Vu la procédure suivante :

Procédure contentieuse antérieure :

La société Euro protection surveillance a demandé au tribunal administratif d'Orléans d'annuler le titre exécutoire n° 00391 émis le 14 décembre 2018 par le service départemental d'incendie et de secours d'Indre-et-Loire pour le recouvrement de la somme de 202 euros au titre de frais d'intervention, ainsi que la décision du 26 février 2019 du président du conseil d'administration du SDIS rejetant son recours gracieux tendant à l'annulation de ce titre de perception et de la décharger de l'obligation de payer.

Par un jugement n° 1901479 du 10 décembre 2019, le tribunal administratif d'Orléans a rejeté la demande.

Procédure devant la cour :

Par une requête, enregistrée le 10 février 2020, la société Euro protection surveillance, représentée par Me B..., demande à la cour :

1°) d'annuler ce jugement du 10 décembre 2019 du tribunal administratif d'Orléans ;

2°) d'annuler le titre de perception n° 00391 émis le 14 décembre 2018 par le service départemental d'incendie et de secours d'Indre-et-Loire et tous les actes en découlant ;

3°) de décharger la société Euro protection surveillance de l'obligation de payer à hauteur des montants réclamés ;

4°) de mettre à la charge du service départemental d'incendie et de secours d'Indre-et-Loire la somme de 3 000 euros en application de l'article L. 761-1 du code de justice administrative.

Elle soutient que :

- l'intervention du SDIS du 28 août 2018 avait bien pour objet la réalisation d'une mission de service public au sens de l'article L. 1424-2 du code général des collectivités territoriales de sorte que les conditions d'application de la participation aux frais prévue à l'article L. 1424-42 alinéa 2 du même code n'étaient pas réunies ;

- la sanction infligée est illégale au regard des dispositions de l'article L. 1424-42 du code général des collectivités territoriales dès lors que la procédure sécuritaire de la société est conforme à l'article L. 1424-41 de ce code, étant précisé que l'appel était justifié en l'espèce, que le SDIS est intervenu spontanément, que l'inutilité de l'intervention découverte a posteriori ne remet pas en cause le caractère justifié de l'appel au SDIS, qu'elle n'est pas la bénéficiaire de l'intervention du SDIS et qu'en tout état de cause, elle était dans l'obligation d'avertir le SDIS ;

- le forfait appliqué par le SDIS est illicite dès lors que l'article L. 1424-42 du code général des collectivités territoriales ne prévoit en aucun cas pour les SDIS la possibilité d'appliquer un forfait s'assimilant à une sanction pécuniaire.

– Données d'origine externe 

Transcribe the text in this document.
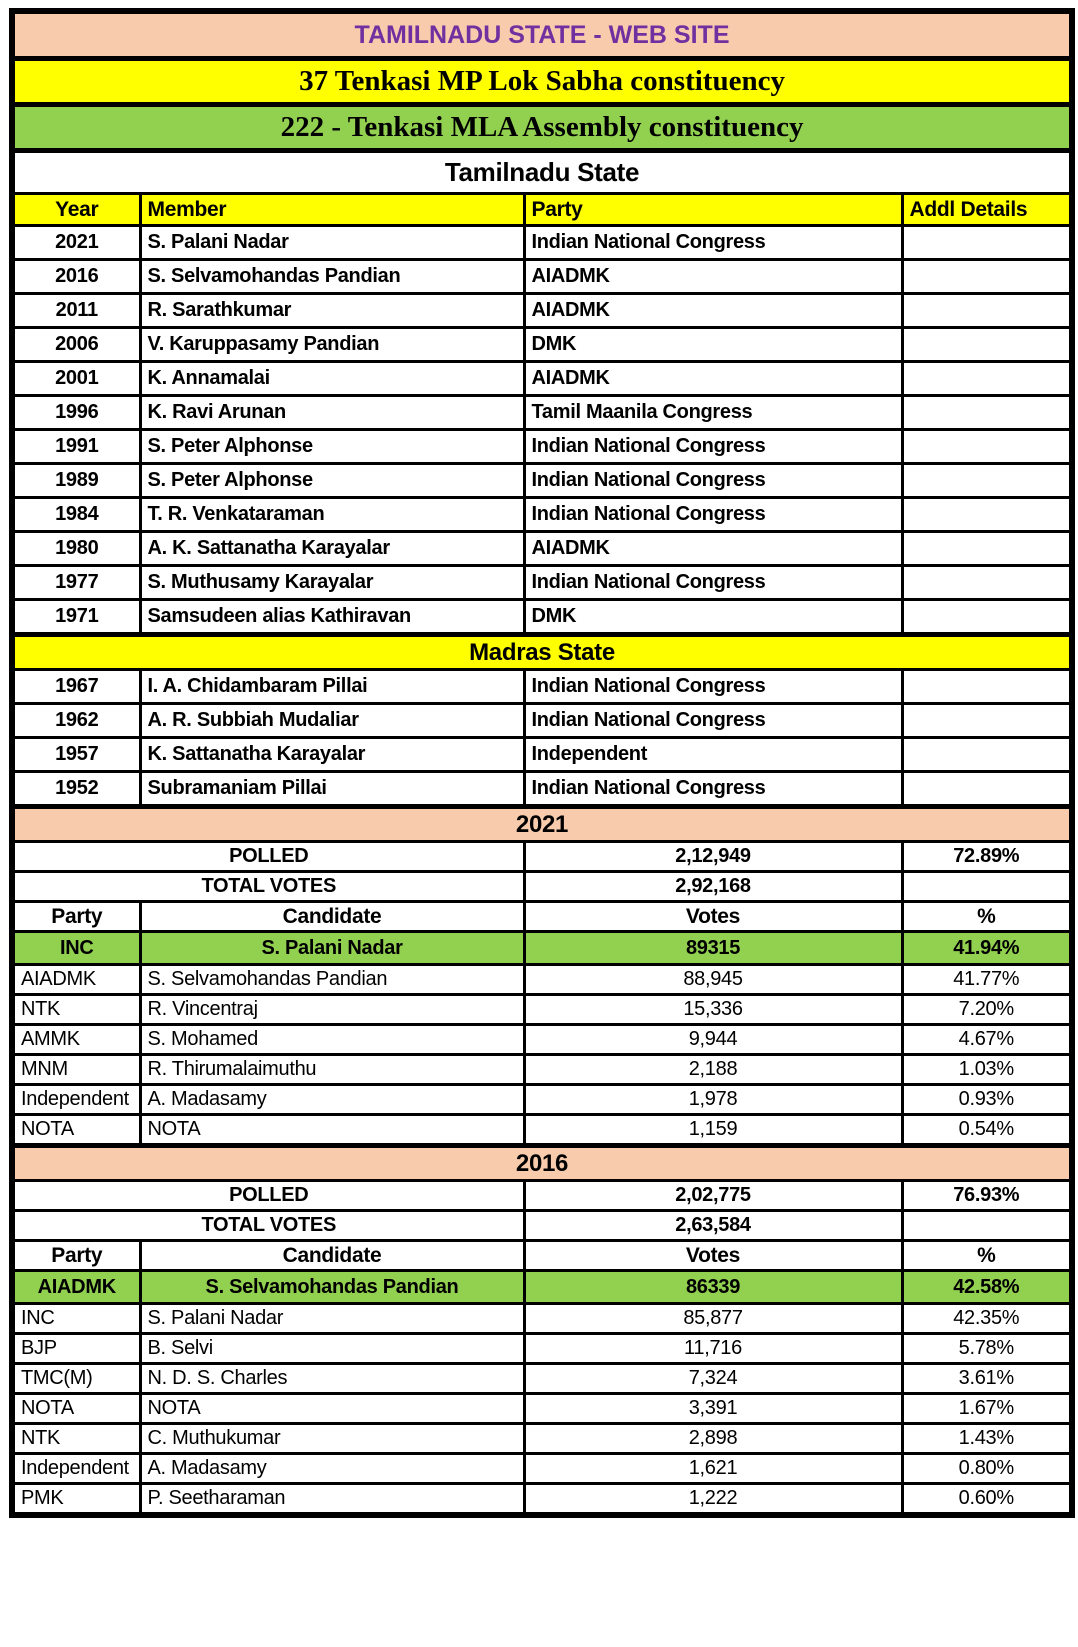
TAMILNADU STATE - WEB SITE			
37 Tenkasi MP Lok Sabha constituency			
222 - Tenkasi MLA Assembly constituency			
Tamilnadu State			
Year	Member	Party	Addl Details
2021	S. Palani Nadar	Indian National Congress	
2016	S. Selvamohandas Pandian	AIADMK	
2011	R. Sarathkumar	AIADMK	
2006	V. Karuppasamy Pandian	DMK	
2001	K. Annamalai	AIADMK	
1996	K. Ravi Arunan	Tamil Maanila Congress	
1991	S. Peter Alphonse	Indian National Congress	
1989	S. Peter Alphonse	Indian National Congress	
1984	T. R. Venkataraman	Indian National Congress	
1980	A. K. Sattanatha Karayalar	AIADMK	
1977	S. Muthusamy Karayalar	Indian National Congress	
1971	Samsudeen alias Kathiravan	DMK	
Madras State			
1967	I. A. Chidambaram Pillai	Indian National Congress	
1962	A. R. Subbiah Mudaliar	Indian National Congress	
1957	K. Sattanatha Karayalar	Independent	
1952	Subramaniam Pillai	Indian National Congress	
2021			
POLLED		2,12,949	72.89%
TOTAL VOTES		2,92,168	
Party	Candidate	Votes	%
INC	S. Palani Nadar	89315	41.94%
AIADMK	S. Selvamohandas Pandian	88,945	41.77%
NTK	R. Vincentraj	15,336	7.20%
AMMK	S. Mohamed	9,944	4.67%
MNM	R. Thirumalaimuthu	2,188	1.03%
Independent	A. Madasamy	1,978	0.93%
NOTA	NOTA	1,159	0.54%
2016			
POLLED		2,02,775	76.93%
TOTAL VOTES		2,63,584	
Party	Candidate	Votes	%
AIADMK	S. Selvamohandas Pandian	86339	42.58%
INC	S. Palani Nadar	85,877	42.35%
BJP	B. Selvi	11,716	5.78%
TMC(M)	N. D. S. Charles	7,324	3.61%
NOTA	NOTA	3,391	1.67%
NTK	C. Muthukumar	2,898	1.43%
Independent	A. Madasamy	1,621	0.80%
PMK	P. Seetharaman	1,222	0.60%
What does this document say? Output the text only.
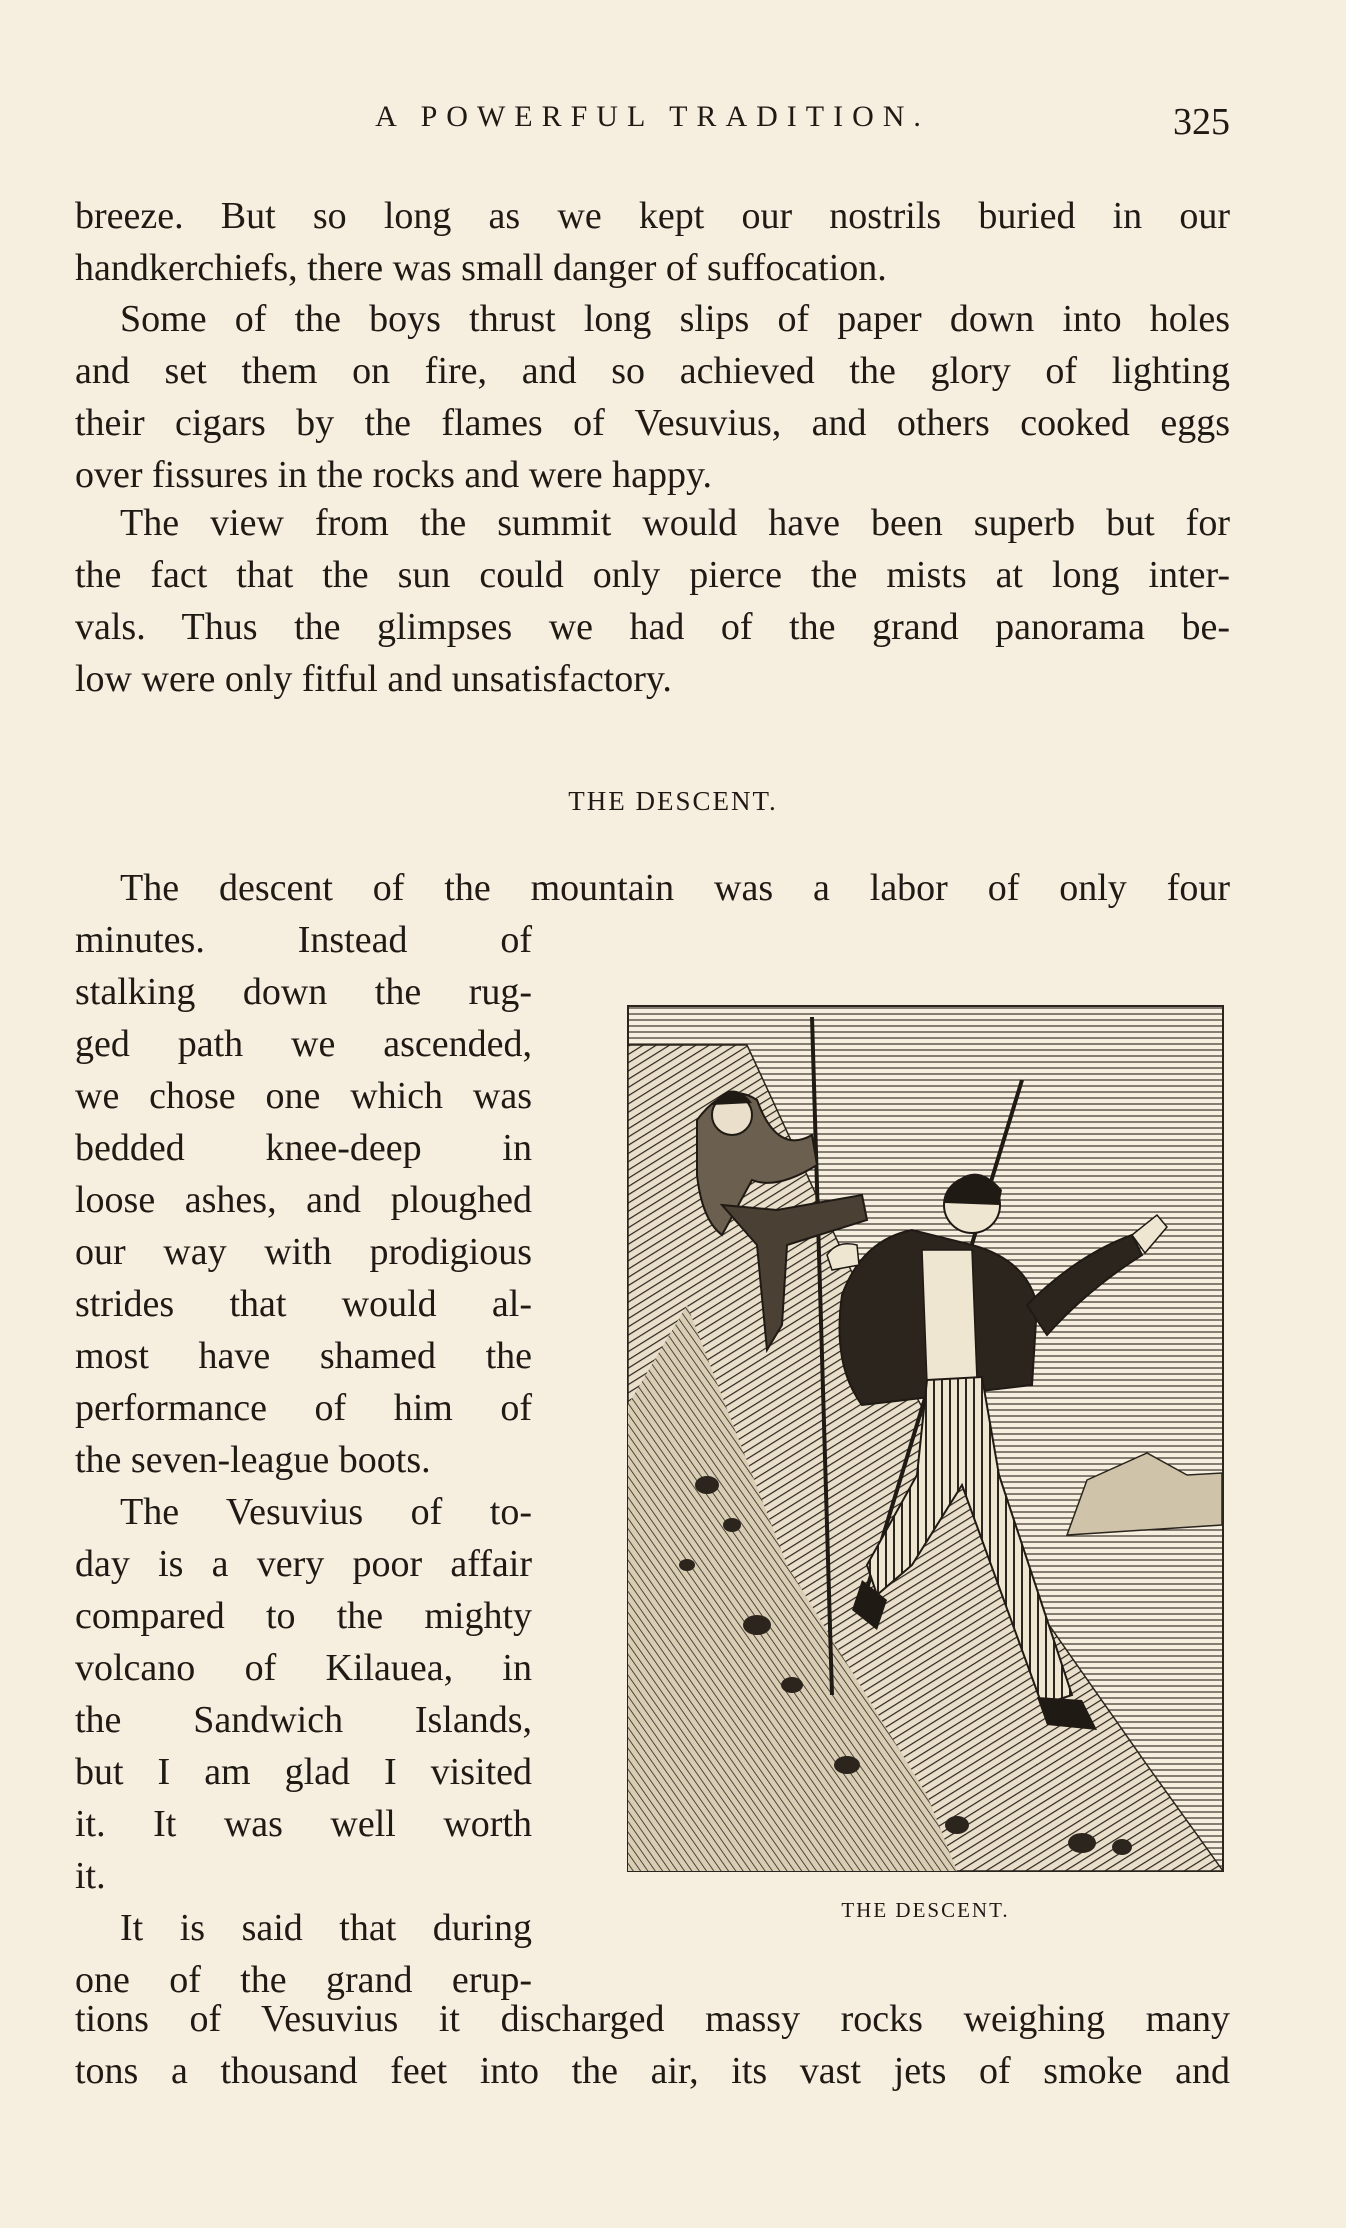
A POWERFUL TRADITION.	325
breeze. But so long as we kept our nostrils buried in our
handkerchiefs, there was small danger of suffocation.
Some of the boys thrust long slips of paper down into holes
and set them on fire, and so achieved the glory of lighting
their cigars by the flames of Vesuvius, and others cooked eggs
over fissures in the rocks and were happy.
The view from the summit would have been superb but for
the fact that the sun could only pierce the mists at long inter-
vals. Thus the glimpses we had of the grand panorama be-
low were only fitful and unsatisfactory.
THE DESCENT.
The descent of the mountain was a labor of only four
minutes. Instead of
stalking down the rug-
ged path we ascended,
we chose one which was
bedded knee-deep in
loose ashes, and ploughed
our way with prodigious
strides that would al-
most have shamed the
performance of him of
the seven-league boots.
The Vesuvius of to-
day is a very poor affair
compared to the mighty
volcano of Kilauea, in
the Sandwich Islands,
but I am glad I visited
it. It was well worth
it.
It is said that during
one of the grand erup-
tions of Vesuvius it discharged massy rocks weighing many
tons a thousand feet into the air, its vast jets of smoke and
THE DESCENT.
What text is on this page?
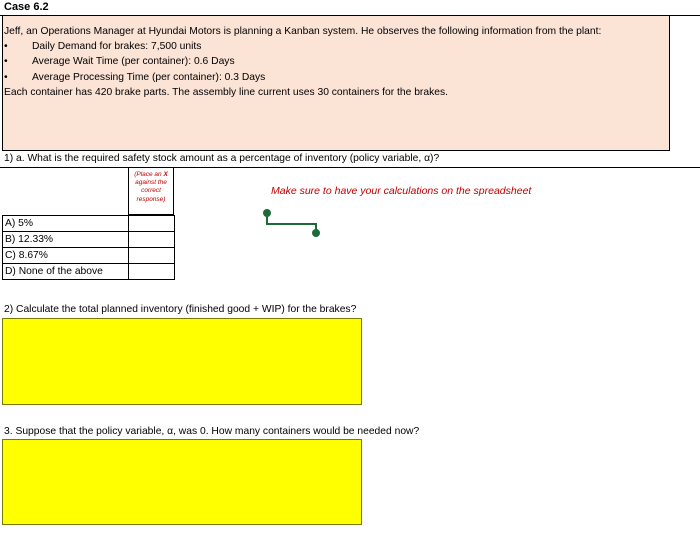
Case 6.2
Jeff, an Operations Manager at Hyundai Motors is planning a Kanban system. He observes the following information from the plant:
• Daily Demand for brakes: 7,500 units
• Average Wait Time (per container): 0.6 Days
• Average Processing Time (per container): 0.3 Days
Each container has 420 brake parts. The assembly line current uses 30 containers for the brakes.
1) a. What is the required safety stock amount as a percentage of inventory (policy variable, α)?
(Place an X against the correct response)
A) 5%	
B) 12.33%	
C) 8.67%	
D) None of the above	
Make sure to have your calculations on the spreadsheet
2) Calculate the total planned inventory (finished good + WIP) for the brakes?
3. Suppose that the policy variable, α, was 0. How many containers would be needed now?
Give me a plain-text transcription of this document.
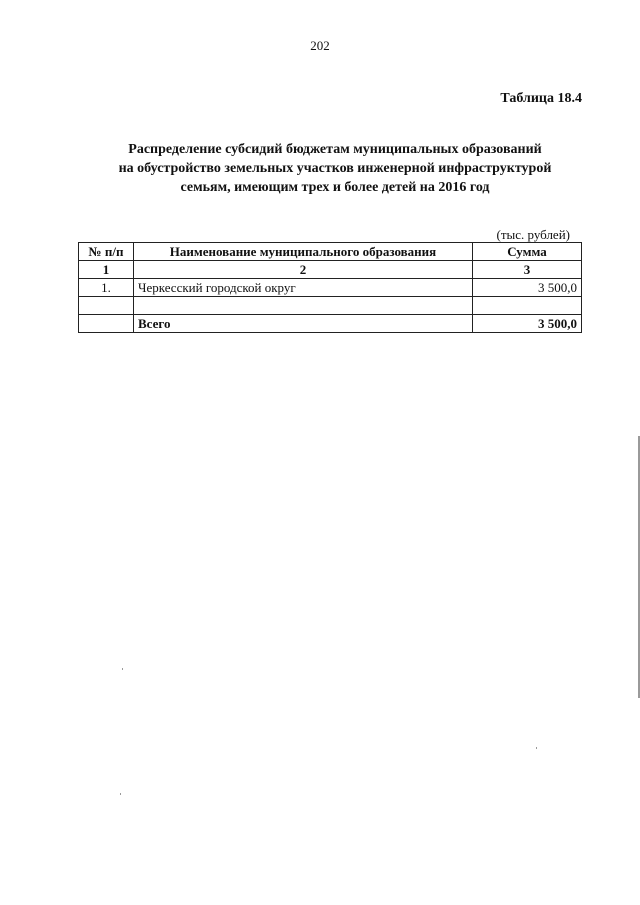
202
Таблица 18.4
Распределение субсидий бюджетам муниципальных образований
на обустройство земельных участков инженерной инфраструктурой
семьям, имеющим трех и более детей на 2016 год
(тыс. рублей)
№ п/п	Наименование муниципального образования	Сумма
1	2	3
1.	Черкесский городской округ	3 500,0

	Всего	3 500,0
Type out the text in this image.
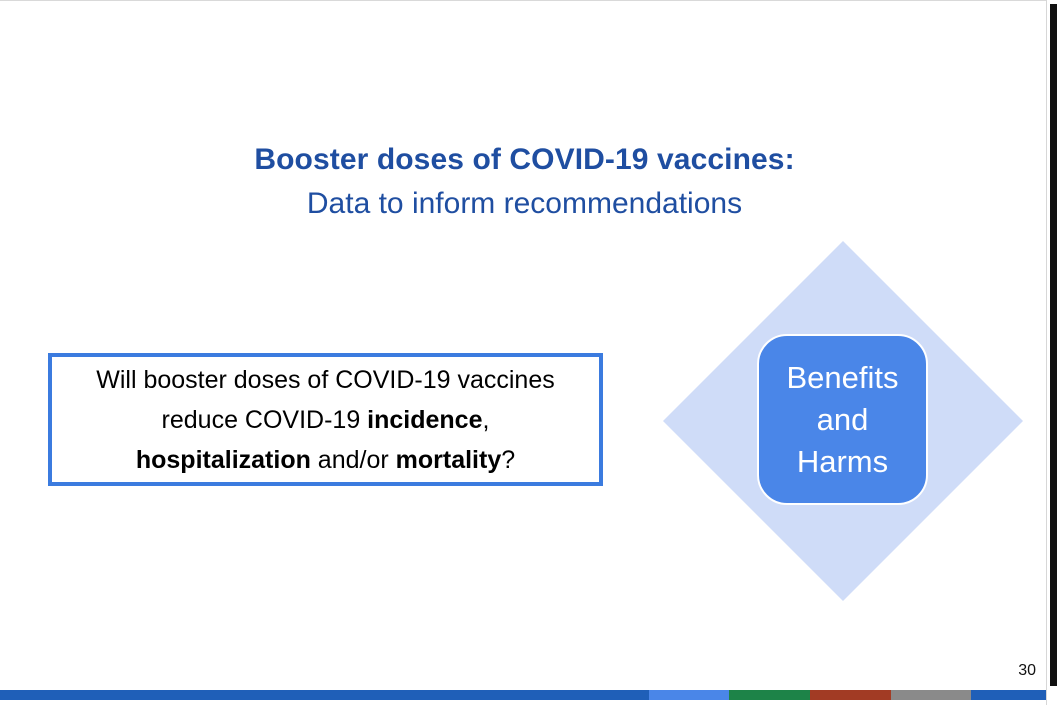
Booster doses of COVID-19 vaccines:
Data to inform recommendations
Will booster doses of COVID-19 vaccines reduce COVID-19 incidence, hospitalization and/or mortality?
Benefits
and
Harms
30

Par un mémoire en défense, enregistré le 7 avril 2020, le service départemental d'incendie et de secours d'Indre-et-Loire, représenté par Me C..., conclut au rejet de la requête et demande de mettre à la charge de la société Euro protection surveillance une somme de 2 500 euros au titre de l'article L. 761-1 du code de justice administrative.

Il soutient que :

- la requête est irrecevable dès lors qu'en méconnaissance de l'article R. 411-1 du code de justice administrative elle n'est pas motivée s'agissant de la copie de la requête présentée en première instance et alors que la requérante est dépourvue d'intérêt à agir puisqu'elle n'a pas assumé le paiement des frais qu'elle conteste ;

- les moyens soulevés par société euro protection surveillance ne sont pas fondés.

Vu les autres pièces du dossier.

Vu :

- le code général des collectivités territoriales ;

- le code de justice administrative.

Les parties ont été régulièrement averties du jour de l'audience.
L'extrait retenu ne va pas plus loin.